WOW!  Nice coin man!  Very cool,(whats it worth?)  wait  WAIT!!  Don't tell me!  I just like looking at it and I will read the history of it over again.[8D] Rick


----------



## logueb (Jul 13, 2007)

Karen, Found it during a bottle dig. Simply just fell out of the sand just the way it is in the pic. I was having to move about three feet of sand that was covering a thin vein of  early 1900 trash. I would slice the sand down into the pit and then shovel it out.  At first I thought it was an aluminum cap. I don't sift, but that may change after this find.  What's the Red Book?  I've never really been into coins.

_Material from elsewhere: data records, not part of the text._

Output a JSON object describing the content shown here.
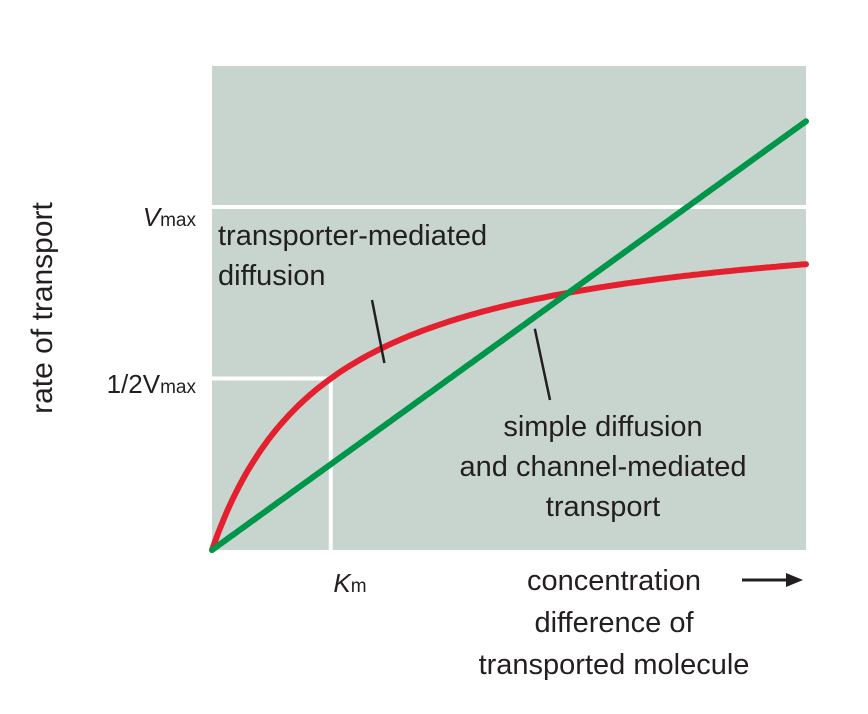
{
  "chart_data": {
    "type": "line",
    "ylabel": "rate of transport",
    "xlabel": [
      "concentration",
      "difference of",
      "transported molecule"
    ],
    "xticks": [
      {
        "label": "K",
        "sub": "m",
        "x": 1
      }
    ],
    "yticks": [
      {
        "label": "V",
        "sub": "max",
        "y": 1
      },
      {
        "label": "1/2V",
        "sub": "max",
        "y": 0.5
      }
    ],
    "x_range": [
      0,
      5
    ],
    "y_range": [
      0,
      1
    ],
    "grid": false,
    "background_color": "#c8d5cf",
    "series": [
      {
        "name": "transporter-mediated diffusion",
        "color": "#e5202e",
        "model": "michaelis-menten",
        "vmax": 1,
        "km": 1
      },
      {
        "name": "simple diffusion and channel-mediated transport",
        "color": "#00964a",
        "model": "linear",
        "slope": 0.25
      }
    ],
    "annotations": [
      {
        "lines": [
          "transporter-mediated",
          "diffusion"
        ],
        "series": 0
      },
      {
        "lines": [
          "simple diffusion",
          "and channel-mediated",
          "transport"
        ],
        "series": 1
      }
    ],
    "reference_lines": [
      {
        "type": "horizontal",
        "y": 1,
        "from_x": 0,
        "to_x": 5
      },
      {
        "type": "horizontal",
        "y": 0.5,
        "from_x": 0,
        "to_x": 1
      },
      {
        "type": "vertical",
        "x": 1,
        "from_y": 0,
        "to_y": 0.5
      }
    ]
  }
}
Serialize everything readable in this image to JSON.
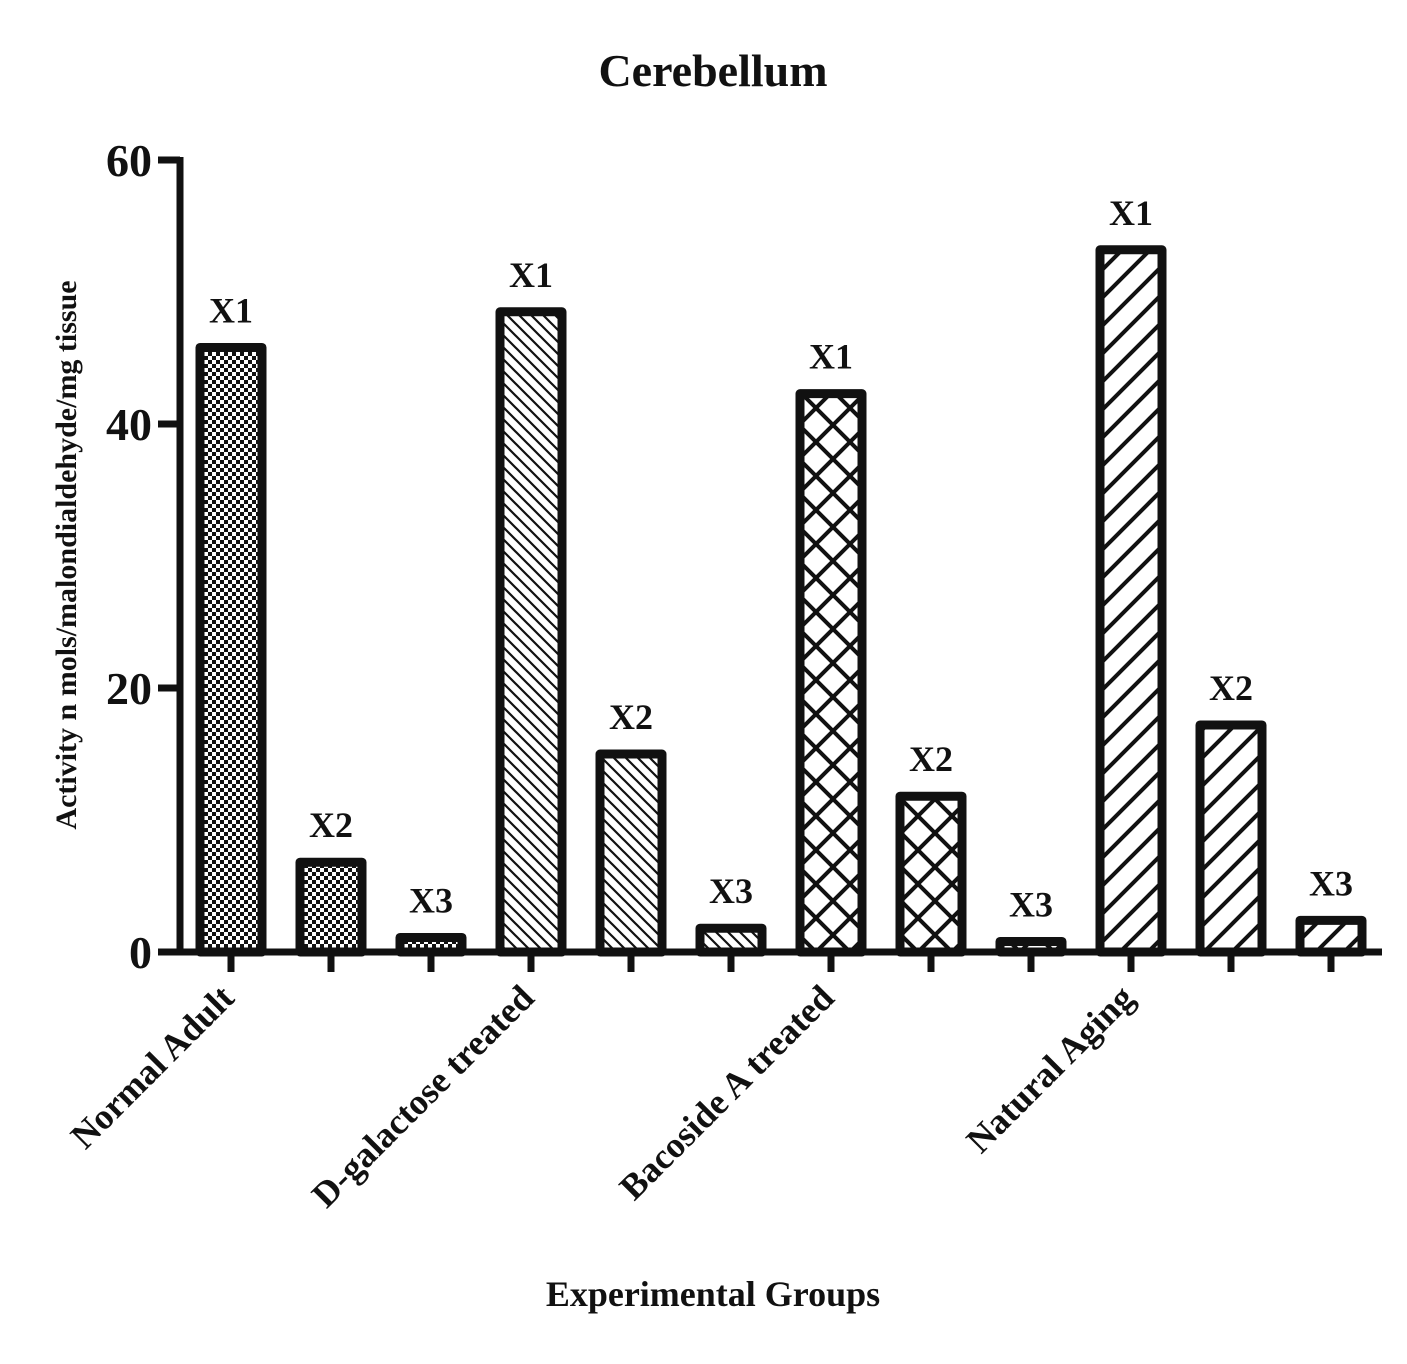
{
  "chart_data": {
    "type": "bar",
    "title": "Cerebellum",
    "xlabel": "Experimental Groups",
    "ylabel": "Activity n mols/malondialdehyde/mg tissue",
    "ylim": [
      0,
      60
    ],
    "yticks": [
      "0",
      "20",
      "40",
      "60"
    ],
    "grid": false,
    "groups": [
      {
        "name": "Normal Adult",
        "pattern": "checker",
        "bars": [
          {
            "label": "X1",
            "value": 45.8
          },
          {
            "label": "X2",
            "value": 6.8
          },
          {
            "label": "X3",
            "value": 1.1
          }
        ]
      },
      {
        "name": "D-galactose treated",
        "pattern": "diag-back",
        "bars": [
          {
            "label": "X1",
            "value": 48.5
          },
          {
            "label": "X2",
            "value": 15.0
          },
          {
            "label": "X3",
            "value": 1.8
          }
        ]
      },
      {
        "name": "Bacoside A treated",
        "pattern": "crosshatch",
        "bars": [
          {
            "label": "X1",
            "value": 42.3
          },
          {
            "label": "X2",
            "value": 11.8
          },
          {
            "label": "X3",
            "value": 0.8
          }
        ]
      },
      {
        "name": "Natural Aging",
        "pattern": "diag-fwd",
        "bars": [
          {
            "label": "X1",
            "value": 53.2
          },
          {
            "label": "X2",
            "value": 17.2
          },
          {
            "label": "X3",
            "value": 2.4
          }
        ]
      }
    ]
  },
  "colors": {
    "ink": "#111111",
    "background": "#ffffff"
  }
}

 Rick, Yes I looked up the value, but  I can't retire on that.  So into the collection it goes. If you find any more info on it from your friend, please pass it along.


----------



## stonemason (Jul 13, 2007)

Believe it or not, those are a fairly common find in the fields around here in NH. We find them cut up into bits also.


----------



## logueb (Jul 13, 2007)

Thanks for the info Stonemason.  You just reminded me of a piece of info about the Spanish Coins that I had forgotten to post with the history.  The pieces of eight were sometimes cut into halves, quartered, etc. into bits.   The amount of silver in the cut coins would be worth 2 reales, 4 reales, 6 reales, etc.  The eight reale was comparable to the dollar so it is believed that is where the saying " 2 bits, 4 bits. 6 bits , a dollar" originated.


----------



## karenandgordonmyers (Jul 13, 2007)

the red book is a u.s. coin pricing book that goes back to colonial issues. its by r.s. yeoman.


----------



## GuntherHess (Jul 13, 2007)

I have found quite a few of these chopped up into peices. Pretty common in revolutionary sites. I also found many english copper pennies also chopped in bits which I thought was a little odd but I guess a penny went a lot further back then?


----------



## WindyCityBrian (Oct 22, 2007)

2 real -  common and in circulation until about 1850


----------



## Dansalata (Oct 29, 2007)

awesome find, ive never found one YET, but hope to some day WTG!!!


----------